A panel of the Illinois Appellate Court has ordered a new trial for 38-year-old Mark Downs, who was convicted of murder in the 1996 shooting death of 6-year-old Nicholas “Nico” Contreras.

Prosecutors have appealed that ruling to the state’s highest court, and Nico’s mother, Sandy Contreras, traveled to Springfield on Wednesday to hear arguments in the case.

“It’ll break my heart to go through it again 19 years later,” she said.

She said, no matter how hard Downs might try to get out of his conviction, he’s a coward thinking he has a second chance at freedom.

Contreras said she is her son’s voice.

“Even though my son lost his life on December 10th of 1996, he still has his voice,” she said.

Prosecutors have said Downs fired a gun into the window of the home of Nico’s grandparents, thinking his uncle – a rival gang member – would be there. Nico was sleeping at the time, and was struck by two bullets. His uncle no longer lived at the house.

Downs was sentenced to 70 years in prison, but last year, the Appellate Court overturned his conviction, finding the trial judge improperly instructed the jury when it asked him to define reasonable doubt.
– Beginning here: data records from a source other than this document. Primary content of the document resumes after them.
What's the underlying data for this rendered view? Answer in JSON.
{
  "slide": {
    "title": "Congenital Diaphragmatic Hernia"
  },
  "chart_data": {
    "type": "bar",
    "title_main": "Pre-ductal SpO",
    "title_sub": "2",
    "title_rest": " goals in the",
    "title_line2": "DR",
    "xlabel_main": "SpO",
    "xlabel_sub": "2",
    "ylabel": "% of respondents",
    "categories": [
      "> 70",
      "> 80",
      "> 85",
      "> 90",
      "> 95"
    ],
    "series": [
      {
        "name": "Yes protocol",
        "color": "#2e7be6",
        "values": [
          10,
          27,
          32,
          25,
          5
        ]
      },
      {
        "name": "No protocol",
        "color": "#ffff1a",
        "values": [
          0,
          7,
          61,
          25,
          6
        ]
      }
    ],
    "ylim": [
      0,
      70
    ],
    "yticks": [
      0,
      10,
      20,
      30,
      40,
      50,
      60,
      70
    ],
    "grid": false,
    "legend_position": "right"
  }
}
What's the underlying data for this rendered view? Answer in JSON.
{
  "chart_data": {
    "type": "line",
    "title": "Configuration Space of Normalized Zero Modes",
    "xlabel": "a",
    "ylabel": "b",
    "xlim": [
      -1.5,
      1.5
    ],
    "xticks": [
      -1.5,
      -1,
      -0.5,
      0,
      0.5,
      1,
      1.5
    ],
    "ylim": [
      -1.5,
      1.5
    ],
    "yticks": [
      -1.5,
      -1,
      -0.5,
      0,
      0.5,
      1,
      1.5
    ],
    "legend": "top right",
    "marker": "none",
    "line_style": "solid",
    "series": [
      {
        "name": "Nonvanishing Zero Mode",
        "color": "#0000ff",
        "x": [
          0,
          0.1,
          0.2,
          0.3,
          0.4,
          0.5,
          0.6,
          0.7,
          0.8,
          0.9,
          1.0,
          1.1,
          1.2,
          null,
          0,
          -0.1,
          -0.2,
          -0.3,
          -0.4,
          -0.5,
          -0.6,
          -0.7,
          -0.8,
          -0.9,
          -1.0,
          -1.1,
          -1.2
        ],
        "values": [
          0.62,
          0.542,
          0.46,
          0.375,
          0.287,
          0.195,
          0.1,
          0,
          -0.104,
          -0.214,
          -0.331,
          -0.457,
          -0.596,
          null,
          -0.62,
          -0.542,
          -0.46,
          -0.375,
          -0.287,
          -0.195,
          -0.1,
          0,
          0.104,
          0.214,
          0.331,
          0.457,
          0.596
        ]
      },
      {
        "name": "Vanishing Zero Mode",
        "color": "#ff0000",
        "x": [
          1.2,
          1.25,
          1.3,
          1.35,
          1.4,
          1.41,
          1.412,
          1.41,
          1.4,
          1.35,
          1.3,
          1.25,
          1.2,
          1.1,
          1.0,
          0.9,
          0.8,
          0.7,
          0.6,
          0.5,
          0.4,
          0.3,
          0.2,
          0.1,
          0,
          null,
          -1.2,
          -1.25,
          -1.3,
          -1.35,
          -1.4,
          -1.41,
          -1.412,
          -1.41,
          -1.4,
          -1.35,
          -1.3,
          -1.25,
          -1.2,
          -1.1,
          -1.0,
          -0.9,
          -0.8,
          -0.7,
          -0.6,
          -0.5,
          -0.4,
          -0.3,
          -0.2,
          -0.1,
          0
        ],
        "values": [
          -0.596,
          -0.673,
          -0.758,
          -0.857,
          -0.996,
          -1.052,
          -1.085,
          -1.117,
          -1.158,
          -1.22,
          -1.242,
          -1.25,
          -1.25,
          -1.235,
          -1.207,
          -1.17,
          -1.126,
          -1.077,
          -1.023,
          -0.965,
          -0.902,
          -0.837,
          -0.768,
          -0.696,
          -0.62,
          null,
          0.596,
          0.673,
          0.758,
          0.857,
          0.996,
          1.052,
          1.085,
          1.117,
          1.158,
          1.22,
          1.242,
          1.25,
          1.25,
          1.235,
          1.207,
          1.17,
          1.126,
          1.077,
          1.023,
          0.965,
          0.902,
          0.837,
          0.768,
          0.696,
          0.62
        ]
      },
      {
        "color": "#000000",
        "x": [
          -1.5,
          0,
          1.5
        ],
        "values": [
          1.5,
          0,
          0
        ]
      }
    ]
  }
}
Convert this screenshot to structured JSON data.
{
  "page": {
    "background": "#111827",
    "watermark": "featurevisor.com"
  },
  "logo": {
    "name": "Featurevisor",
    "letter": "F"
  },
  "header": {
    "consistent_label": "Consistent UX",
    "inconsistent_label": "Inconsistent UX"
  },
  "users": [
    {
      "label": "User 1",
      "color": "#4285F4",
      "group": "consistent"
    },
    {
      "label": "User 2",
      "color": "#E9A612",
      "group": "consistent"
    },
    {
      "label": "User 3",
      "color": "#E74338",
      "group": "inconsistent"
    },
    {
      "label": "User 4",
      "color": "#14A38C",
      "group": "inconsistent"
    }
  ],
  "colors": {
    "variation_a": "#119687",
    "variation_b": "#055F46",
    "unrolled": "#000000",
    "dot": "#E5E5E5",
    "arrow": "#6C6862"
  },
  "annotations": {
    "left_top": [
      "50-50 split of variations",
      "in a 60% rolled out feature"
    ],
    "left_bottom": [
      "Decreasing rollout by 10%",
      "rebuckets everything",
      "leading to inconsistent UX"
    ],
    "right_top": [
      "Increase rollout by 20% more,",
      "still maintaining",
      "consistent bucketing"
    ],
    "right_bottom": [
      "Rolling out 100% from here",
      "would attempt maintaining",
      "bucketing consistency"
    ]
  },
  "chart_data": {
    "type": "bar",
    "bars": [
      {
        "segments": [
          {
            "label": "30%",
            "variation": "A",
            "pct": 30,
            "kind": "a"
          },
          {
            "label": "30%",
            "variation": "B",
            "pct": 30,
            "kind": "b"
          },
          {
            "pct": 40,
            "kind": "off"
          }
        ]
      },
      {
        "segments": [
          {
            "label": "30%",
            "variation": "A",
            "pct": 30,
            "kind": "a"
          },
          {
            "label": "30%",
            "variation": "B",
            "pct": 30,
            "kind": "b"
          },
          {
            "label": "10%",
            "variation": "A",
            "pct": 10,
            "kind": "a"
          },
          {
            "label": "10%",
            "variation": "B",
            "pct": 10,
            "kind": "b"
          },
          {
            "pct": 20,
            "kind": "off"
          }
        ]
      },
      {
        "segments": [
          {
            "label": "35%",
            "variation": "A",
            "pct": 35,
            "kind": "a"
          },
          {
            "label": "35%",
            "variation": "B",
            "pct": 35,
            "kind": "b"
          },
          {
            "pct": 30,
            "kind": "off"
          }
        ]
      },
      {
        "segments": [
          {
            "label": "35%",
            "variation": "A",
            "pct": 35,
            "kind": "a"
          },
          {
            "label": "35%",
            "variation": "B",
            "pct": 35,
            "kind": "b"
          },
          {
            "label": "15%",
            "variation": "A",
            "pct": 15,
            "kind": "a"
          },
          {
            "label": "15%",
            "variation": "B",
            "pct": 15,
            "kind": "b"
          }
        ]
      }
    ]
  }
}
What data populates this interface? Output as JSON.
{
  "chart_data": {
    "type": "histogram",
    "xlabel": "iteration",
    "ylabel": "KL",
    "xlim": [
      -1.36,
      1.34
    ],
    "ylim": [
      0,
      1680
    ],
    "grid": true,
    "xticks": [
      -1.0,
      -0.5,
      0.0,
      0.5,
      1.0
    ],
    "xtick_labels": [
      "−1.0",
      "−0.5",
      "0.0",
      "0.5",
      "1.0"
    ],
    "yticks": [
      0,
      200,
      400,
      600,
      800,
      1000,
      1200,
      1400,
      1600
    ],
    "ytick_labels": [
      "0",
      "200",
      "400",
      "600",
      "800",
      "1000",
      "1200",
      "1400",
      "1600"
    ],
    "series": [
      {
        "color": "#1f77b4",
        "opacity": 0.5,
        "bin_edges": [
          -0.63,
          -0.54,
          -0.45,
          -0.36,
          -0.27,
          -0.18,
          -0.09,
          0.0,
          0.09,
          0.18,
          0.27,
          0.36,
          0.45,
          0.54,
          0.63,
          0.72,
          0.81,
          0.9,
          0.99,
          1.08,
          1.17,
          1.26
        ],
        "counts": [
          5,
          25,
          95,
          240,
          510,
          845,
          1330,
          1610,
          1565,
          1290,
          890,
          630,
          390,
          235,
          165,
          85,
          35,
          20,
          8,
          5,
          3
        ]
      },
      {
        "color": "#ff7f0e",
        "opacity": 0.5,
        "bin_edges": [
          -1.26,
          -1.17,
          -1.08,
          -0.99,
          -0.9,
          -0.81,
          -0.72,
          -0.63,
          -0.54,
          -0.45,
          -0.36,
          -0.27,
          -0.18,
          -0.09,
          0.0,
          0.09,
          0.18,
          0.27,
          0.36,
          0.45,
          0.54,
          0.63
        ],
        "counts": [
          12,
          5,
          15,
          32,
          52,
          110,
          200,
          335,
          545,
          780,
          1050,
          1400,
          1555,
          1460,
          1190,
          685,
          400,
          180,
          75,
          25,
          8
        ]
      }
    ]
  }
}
The jury asked if reasonable doubt was “80 percent, 70 percent, or 60 percent,” but the judge said it was up to them to define for themselves.

The appeals court said, by asking for a specific percentage, the jury showed “it was already contemplating a standard less than the reasonable-doubt standard required under law,” and by telling the jurors the definition of reasonable doubt was up to them, the judge “gave the jury clear license to continue down its mistaken pathway of equating reasonable doubt to some percentage of confidence.”

While the Supreme Court heard arguments on the matter Wednesday, it likely will be weeks, if not months, before the justices rule.